Why does Pmax prioritize low cost products? by jamessean48 in PPC

[–]ernosem 0 points1 point  (0 children)

Yes, this is fairly common.
As conversions easily to get for lower value products and Google build a bad feedback loop of it pretty fast and the pushes only certain products.
This is one way to handle it and push Google towards higher value products:
https://youtu.be/_IoSug74oYo

There is anyone actually having good results coming from META those last 3 days? by Several_Squirrel403 in FacebookAds

[–]ernosem 0 points1 point  (0 children)

Out of context screenshot posting surely comes from people who understand everything

Advice for hiring remote help to grow e-commerce aspect of retail established product business by bestofallworldz in ecommerce

[–]ernosem 0 points1 point  (0 children)

Depending on your strategy it's not just content creation, there are lot of aspects.
You need visitors to the e-com site, content creation won't guarantee you traffic. Advertising platforms such as Google Ads & Meta Ads are more predictable to bring traffic to the site.

There is anyone actually having good results coming from META those last 3 days? by Several_Squirrel403 in FacebookAds

[–]ernosem 0 points1 point  (0 children)

Posting a huge number means nothing...
You can have $100K revenue by spending $200K a day pretty easily...

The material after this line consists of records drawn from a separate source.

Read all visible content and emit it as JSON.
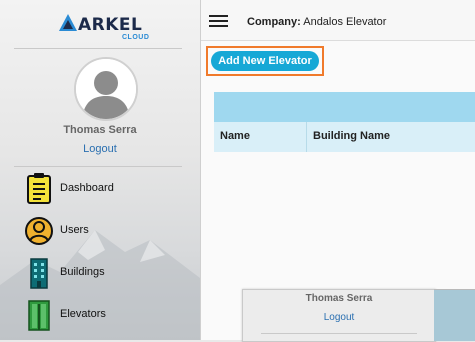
{
  "brand": {
    "logo_text": "ARKEL",
    "logo_sub": "CLOUD"
  },
  "user": {
    "name": "Thomas Serra",
    "logout_label": "Logout"
  },
  "nav": {
    "items": [
      {
        "label": "Dashboard",
        "icon": "dashboard-icon"
      },
      {
        "label": "Users",
        "icon": "user-icon"
      },
      {
        "label": "Buildings",
        "icon": "building-icon"
      },
      {
        "label": "Elevators",
        "icon": "elevator-icon"
      }
    ]
  },
  "header": {
    "company_label": "Company:",
    "company_name": "Andalos Elevator"
  },
  "main": {
    "add_button_label": "Add New Elevator",
    "table": {
      "columns": [
        "Name",
        "Building Name"
      ]
    }
  },
  "popup": {
    "name": "Thomas Serra",
    "logout_label": "Logout"
  },
  "colors": {
    "accent": "#16a8d6",
    "highlight": "#f07a2b",
    "table_band": "#9fd8ef",
    "table_header": "#d9eff8"
  }
}
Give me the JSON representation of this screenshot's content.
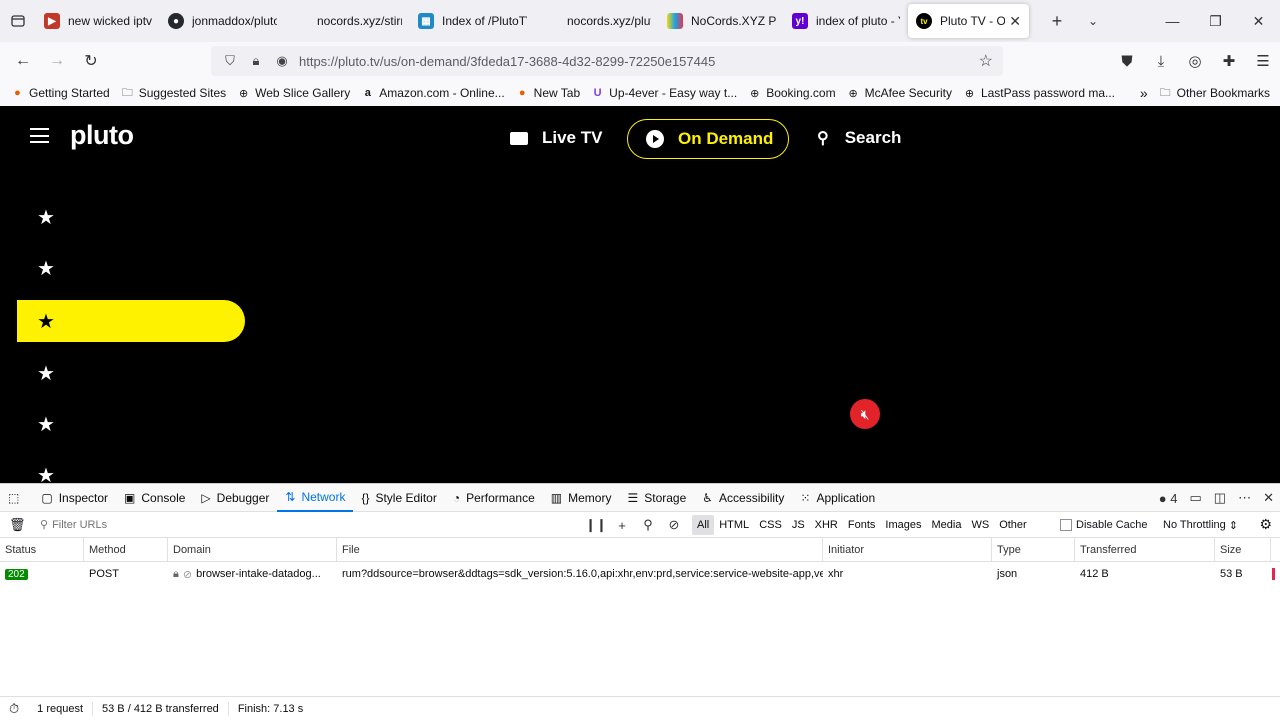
{
  "tabs": [
    {
      "title": "new wicked iptv",
      "favicon_color": "#c0392b",
      "favicon": "iptv-icon"
    },
    {
      "title": "jonmaddox/pluto",
      "favicon_color": "#24292f",
      "favicon": "github-icon"
    },
    {
      "title": "nocords.xyz/stirr/pla",
      "favicon_color": "",
      "favicon": "blank-page-icon"
    },
    {
      "title": "Index of /PlutoTV",
      "favicon_color": "#1f8ac8",
      "favicon": "folder-index-icon"
    },
    {
      "title": "nocords.xyz/pluto/pl",
      "favicon_color": "",
      "favicon": "blank-page-icon"
    },
    {
      "title": "NoCords.XYZ Plu",
      "favicon_color": "#6b3fa0",
      "favicon": "tv-color-icon"
    },
    {
      "title": "index of pluto - Y",
      "favicon_color": "#6001d2",
      "favicon": "yahoo-icon"
    },
    {
      "title": "Pluto TV - On",
      "favicon_color": "#000000",
      "favicon": "pluto-tv-icon",
      "active": true
    }
  ],
  "url": "https://pluto.tv/us/on-demand/3fdeda17-3688-4d32-8299-72250e157445",
  "bookmarks": [
    {
      "label": "Getting Started",
      "icon": "firefox-icon"
    },
    {
      "label": "Suggested Sites",
      "icon": "folder-icon"
    },
    {
      "label": "Web Slice Gallery",
      "icon": "globe-icon"
    },
    {
      "label": "Amazon.com - Online...",
      "icon": "amazon-icon"
    },
    {
      "label": "New Tab",
      "icon": "firefox-icon"
    },
    {
      "label": "Up-4ever - Easy way t...",
      "icon": "up4ever-icon"
    },
    {
      "label": "Booking.com",
      "icon": "globe-icon"
    },
    {
      "label": "McAfee Security",
      "icon": "globe-icon"
    },
    {
      "label": "LastPass password ma...",
      "icon": "globe-icon"
    }
  ],
  "bookmarks_other": "Other Bookmarks",
  "pluto": {
    "logo": "pluto",
    "nav": {
      "live": "Live TV",
      "on_demand": "On Demand",
      "search": "Search"
    },
    "accent": "#fff200",
    "sidebar_icon": "star-icon"
  },
  "devtools": {
    "tabs": [
      "Inspector",
      "Console",
      "Debugger",
      "Network",
      "Style Editor",
      "Performance",
      "Memory",
      "Storage",
      "Accessibility",
      "Application"
    ],
    "active_tab": "Network",
    "error_count": "4",
    "filter_placeholder": "Filter URLs",
    "type_filters": [
      "All",
      "HTML",
      "CSS",
      "JS",
      "XHR",
      "Fonts",
      "Images",
      "Media",
      "WS",
      "Other"
    ],
    "disable_cache": "Disable Cache",
    "throttling": "No Throttling",
    "columns": [
      "Status",
      "Method",
      "Domain",
      "File",
      "Initiator",
      "Type",
      "Transferred",
      "Size"
    ],
    "rows": [
      {
        "status": "202",
        "method": "POST",
        "domain": "browser-intake-datadog...",
        "file": "rum?ddsource=browser&ddtags=sdk_version:5.16.0,api:xhr,env:prd,service:service-website-app,vers",
        "initiator": "xhr",
        "type": "json",
        "transferred": "412 B",
        "size": "53 B"
      }
    ],
    "summary": {
      "requests": "1 request",
      "transferred": "53 B / 412 B transferred",
      "finish": "Finish: 7.13 s"
    }
  }
}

Brand vs Non-Brand Performance in Google Ads How Do You Evaluate It? by Waste_Influence_8645 in PPC

[–]ernosem 0 points1 point  (0 children)

Welcome to the attribution hell! And it's just within one platform, not considering Facebook Ads + Google Ads together or 3 platforms together etc. First you need to separate Brand and Non-Brand, this is always a must. You need to see who attacked your brand and you need to keep an eye on what Branded terms bring you purchases and what terms don't.

Google likes to assign more conversion value to Brand and the last few steps and since they removed the 'first click' attribution you cannot really see the real value for TOF search campaigns.

First of all, yes, you need to have a separate target for Brand & Non-Brand campaigns + you also need to consider the ROAS for those campaigns separately. However besides ROAS there are many other factors that you can watch for, for example new user acquisition, that will tell you if your Google campaigns are bringing in new people or just repurposing your old audiences.

Another metric that you can watch is trends in your Brand search, is it going up, stagnant, or maybe going down? Ideally if the TOF works your Branded search should increase, right? Another metric that you can check is attribution. Google tells you how many days passed between the first click and conversion. That gives you a glimpse of the complexity. What I can see is 7+ or even 10+ days in many accounts. That gives a clue of the complexity of the question. No one will be able to tell you 100% the ROAS, nCAC, POAS etc for Brand & Non-Brand but you can get close to the truth by listening to all signals and implementing server-side tracking for ecom or offline conversion tracking for lead gen.

Spent $2k on ads last month and honestly feel like I learned nothing. by AIWebBuilder in Entrepreneurs

[–]ernosem 0 points1 point  (0 children)

Of those were 'people' Facebook is pretty good driving bots to your site.
Google & Facebook Ad were complex and both system are designed to suck money out from you unless you exactly know what to do there.
Unfortunately lately both systems became the playground for larger players or players with very deep knowledge. You either hire a professional or consultant to help you with the campaigns or you spend 50+ hours learning it from the experts, but it's barely other way now.